Another important soldier assigned to the Asian country was Alexander von Falkenhausen, director of the Dresden Infantry School, who was in charge of putting von Seeckt's plan into practice and adapting it to the harsh Chinese reality, where obsolescence was the norm. He lowered expectations and opted for a small mobile force , specialized in limited actions with individual weapons and inspired by the Sturmgruppen who infiltrated enemy lines during the last World War.

Likewise, he accelerated the modernization of weapons :Hanyang's arsenal would go on to make Maxim machine guns and the Chiang Kai-Sek Rifle (a version of the Mauser MI924), while opening new factories providing other equipment, from the iconic M35 helmets to Mauser C96 pistols to the MG34. The rest would be imported from Germany, in the case of artillery or tanks.
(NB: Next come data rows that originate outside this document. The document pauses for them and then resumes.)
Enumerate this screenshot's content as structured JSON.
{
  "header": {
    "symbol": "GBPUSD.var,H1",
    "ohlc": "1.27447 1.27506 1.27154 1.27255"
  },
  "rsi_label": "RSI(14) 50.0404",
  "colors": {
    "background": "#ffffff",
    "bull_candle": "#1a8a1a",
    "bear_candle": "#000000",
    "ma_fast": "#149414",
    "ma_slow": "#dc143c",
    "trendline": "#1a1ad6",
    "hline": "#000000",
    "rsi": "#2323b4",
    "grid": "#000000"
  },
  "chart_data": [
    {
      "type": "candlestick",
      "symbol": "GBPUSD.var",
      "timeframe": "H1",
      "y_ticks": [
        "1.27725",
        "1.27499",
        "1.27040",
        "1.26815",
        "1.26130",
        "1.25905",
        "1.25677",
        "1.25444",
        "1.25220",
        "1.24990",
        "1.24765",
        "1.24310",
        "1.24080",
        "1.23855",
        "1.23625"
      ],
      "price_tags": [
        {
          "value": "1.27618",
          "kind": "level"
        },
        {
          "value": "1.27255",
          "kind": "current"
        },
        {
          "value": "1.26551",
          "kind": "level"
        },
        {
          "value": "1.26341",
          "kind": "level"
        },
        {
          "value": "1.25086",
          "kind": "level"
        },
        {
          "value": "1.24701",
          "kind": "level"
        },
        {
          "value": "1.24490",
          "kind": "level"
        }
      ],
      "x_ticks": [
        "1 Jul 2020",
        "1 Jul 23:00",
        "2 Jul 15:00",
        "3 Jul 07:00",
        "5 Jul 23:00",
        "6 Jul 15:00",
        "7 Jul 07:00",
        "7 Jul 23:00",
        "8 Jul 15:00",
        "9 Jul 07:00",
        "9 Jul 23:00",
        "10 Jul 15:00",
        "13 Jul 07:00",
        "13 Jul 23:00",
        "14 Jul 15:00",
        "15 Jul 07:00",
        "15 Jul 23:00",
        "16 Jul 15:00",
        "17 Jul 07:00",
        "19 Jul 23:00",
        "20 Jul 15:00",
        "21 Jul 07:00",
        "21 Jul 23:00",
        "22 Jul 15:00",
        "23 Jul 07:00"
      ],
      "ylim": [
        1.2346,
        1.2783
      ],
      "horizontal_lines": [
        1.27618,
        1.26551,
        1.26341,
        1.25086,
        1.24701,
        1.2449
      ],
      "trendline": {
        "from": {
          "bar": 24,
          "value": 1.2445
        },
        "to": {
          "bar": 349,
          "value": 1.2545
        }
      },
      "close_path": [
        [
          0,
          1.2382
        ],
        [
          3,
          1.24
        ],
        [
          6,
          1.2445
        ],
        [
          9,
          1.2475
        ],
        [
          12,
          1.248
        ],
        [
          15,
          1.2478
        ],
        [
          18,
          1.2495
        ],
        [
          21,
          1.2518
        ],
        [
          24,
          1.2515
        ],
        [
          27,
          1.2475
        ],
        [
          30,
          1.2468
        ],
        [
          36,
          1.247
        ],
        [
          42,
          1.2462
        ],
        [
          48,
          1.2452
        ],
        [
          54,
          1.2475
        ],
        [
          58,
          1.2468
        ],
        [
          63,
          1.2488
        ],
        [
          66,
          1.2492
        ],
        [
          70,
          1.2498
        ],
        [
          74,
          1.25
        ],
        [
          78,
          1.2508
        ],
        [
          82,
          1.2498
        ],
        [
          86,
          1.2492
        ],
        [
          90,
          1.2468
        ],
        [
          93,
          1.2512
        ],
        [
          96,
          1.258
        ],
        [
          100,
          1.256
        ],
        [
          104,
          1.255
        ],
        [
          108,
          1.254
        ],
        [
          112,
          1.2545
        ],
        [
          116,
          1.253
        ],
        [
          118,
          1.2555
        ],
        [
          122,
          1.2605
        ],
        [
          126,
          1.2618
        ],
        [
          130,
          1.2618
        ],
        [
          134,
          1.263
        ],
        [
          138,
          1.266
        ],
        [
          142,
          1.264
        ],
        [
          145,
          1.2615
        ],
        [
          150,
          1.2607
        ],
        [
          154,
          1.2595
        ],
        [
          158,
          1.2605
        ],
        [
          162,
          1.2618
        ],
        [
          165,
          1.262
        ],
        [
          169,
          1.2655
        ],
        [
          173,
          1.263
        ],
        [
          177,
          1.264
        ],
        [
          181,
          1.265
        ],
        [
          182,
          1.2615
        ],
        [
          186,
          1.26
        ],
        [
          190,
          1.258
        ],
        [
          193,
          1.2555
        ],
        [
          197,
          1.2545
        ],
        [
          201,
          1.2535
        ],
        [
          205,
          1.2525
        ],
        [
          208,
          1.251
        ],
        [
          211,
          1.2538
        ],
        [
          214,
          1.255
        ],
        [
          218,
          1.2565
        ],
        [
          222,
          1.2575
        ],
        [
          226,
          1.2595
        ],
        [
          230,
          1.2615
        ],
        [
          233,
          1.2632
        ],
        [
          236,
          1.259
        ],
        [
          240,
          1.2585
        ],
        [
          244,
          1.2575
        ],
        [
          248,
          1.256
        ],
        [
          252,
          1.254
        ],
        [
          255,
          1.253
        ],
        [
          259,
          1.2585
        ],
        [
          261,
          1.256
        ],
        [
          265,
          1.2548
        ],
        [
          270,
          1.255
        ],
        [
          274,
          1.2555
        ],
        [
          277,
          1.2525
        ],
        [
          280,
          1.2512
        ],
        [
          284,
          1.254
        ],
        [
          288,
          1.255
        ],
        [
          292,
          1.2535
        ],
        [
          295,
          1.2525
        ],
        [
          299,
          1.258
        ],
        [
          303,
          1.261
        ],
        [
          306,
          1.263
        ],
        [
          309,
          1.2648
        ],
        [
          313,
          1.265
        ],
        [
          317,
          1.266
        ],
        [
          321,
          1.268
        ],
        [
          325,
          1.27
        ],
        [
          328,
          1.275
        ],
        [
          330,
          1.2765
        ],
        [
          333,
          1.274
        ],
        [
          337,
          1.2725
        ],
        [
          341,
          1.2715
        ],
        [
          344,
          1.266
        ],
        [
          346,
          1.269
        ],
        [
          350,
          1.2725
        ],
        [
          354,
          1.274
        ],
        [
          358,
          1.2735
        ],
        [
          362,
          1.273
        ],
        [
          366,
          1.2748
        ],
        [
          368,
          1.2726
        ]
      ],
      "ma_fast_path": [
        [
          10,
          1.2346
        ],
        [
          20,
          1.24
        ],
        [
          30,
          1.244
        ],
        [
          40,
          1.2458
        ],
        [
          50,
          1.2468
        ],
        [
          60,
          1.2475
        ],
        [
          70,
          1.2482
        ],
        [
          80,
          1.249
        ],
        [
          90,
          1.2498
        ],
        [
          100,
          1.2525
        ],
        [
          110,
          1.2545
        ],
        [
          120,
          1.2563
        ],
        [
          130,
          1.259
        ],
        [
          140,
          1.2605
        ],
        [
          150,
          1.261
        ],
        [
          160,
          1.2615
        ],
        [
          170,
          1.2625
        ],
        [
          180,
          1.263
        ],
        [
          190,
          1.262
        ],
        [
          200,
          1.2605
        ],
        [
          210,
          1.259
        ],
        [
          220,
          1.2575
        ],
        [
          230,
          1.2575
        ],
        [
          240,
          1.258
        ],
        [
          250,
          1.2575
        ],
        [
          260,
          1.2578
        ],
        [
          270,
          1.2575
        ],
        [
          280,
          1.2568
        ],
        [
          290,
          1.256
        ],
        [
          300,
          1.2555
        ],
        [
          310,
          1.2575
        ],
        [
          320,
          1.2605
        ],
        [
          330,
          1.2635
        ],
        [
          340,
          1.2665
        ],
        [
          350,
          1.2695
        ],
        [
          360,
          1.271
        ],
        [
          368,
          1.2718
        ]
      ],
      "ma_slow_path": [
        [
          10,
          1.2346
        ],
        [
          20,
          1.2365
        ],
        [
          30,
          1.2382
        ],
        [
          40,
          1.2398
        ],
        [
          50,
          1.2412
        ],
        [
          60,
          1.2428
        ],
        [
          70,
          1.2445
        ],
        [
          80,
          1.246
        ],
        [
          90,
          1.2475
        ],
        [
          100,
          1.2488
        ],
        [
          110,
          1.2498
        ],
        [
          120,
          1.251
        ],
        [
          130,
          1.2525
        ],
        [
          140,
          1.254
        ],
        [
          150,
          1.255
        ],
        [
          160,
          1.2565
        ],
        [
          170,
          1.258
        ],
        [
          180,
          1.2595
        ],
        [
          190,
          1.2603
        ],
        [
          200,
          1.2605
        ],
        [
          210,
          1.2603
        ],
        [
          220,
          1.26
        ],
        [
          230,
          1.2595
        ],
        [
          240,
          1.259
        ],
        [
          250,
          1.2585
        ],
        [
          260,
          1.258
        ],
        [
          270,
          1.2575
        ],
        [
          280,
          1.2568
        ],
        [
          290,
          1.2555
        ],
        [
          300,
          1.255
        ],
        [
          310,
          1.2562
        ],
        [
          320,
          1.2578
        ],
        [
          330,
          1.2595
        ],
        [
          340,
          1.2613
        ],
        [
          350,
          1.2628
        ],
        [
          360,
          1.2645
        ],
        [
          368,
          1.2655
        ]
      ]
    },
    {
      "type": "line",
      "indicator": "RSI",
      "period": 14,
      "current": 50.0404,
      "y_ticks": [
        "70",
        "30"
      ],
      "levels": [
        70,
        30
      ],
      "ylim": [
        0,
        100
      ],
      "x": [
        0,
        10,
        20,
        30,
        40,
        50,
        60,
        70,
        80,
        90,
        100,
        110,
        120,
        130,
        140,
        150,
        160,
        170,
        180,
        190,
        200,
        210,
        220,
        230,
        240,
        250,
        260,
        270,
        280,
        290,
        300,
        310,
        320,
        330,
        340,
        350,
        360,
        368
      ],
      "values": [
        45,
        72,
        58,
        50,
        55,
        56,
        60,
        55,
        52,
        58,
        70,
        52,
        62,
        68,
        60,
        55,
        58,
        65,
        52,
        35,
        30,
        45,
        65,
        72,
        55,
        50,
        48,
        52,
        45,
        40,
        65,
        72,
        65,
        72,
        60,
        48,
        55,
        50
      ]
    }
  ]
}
Falkenhausen's advice to Ching was to wage a war of attrition , establishing the line of defense in the Yellow River and sending guerrillas to hinder the advance of the enemy. The strategy was successful and the Japanese had to take their foot off the pedal for several months, allowing the Chinese to move their war industry inland to Sichuan.

Although the Japanese finally managed to conquer Shanghai and the capital Nanjing , the heroic resistance for 76 days plus the Chinese victories in Tai'erzhuang (1938) and Suixian-Zaoyang (1939) filled with moral to that newborn army.

So much so that Chiang opened an embassy in Berlin and even sent his own adopted son, Wei-Kuo, to Germany to be trained in the Wëhrmacht . Those were times when the Führer himself declared that he had never considered the Chinese inferior (nor the Japanese, of course) and, in fact, when the situation led the German government to sign the pact with Tokyo making return to military advisers , it was promised that no information would be revealed to new allies.

Germany, then, was trying tocut ties with China that, however, it was not left alone because geostrategic interests prevailed and, thus, the United States, the Soviet Union and others intervened in its favor. The attack on Pearl Harbor was the straw that broke the camel's back and the Chinese declared war on it. to the Axis powers.

Nevertheless, Von Falkenhausen kept his word and, through frequent correspondence, continued his friendship with Chiang . His son, by the way, reached the rank of lieutenant and was in command of a panzer during the Anchluss, before returning to his country.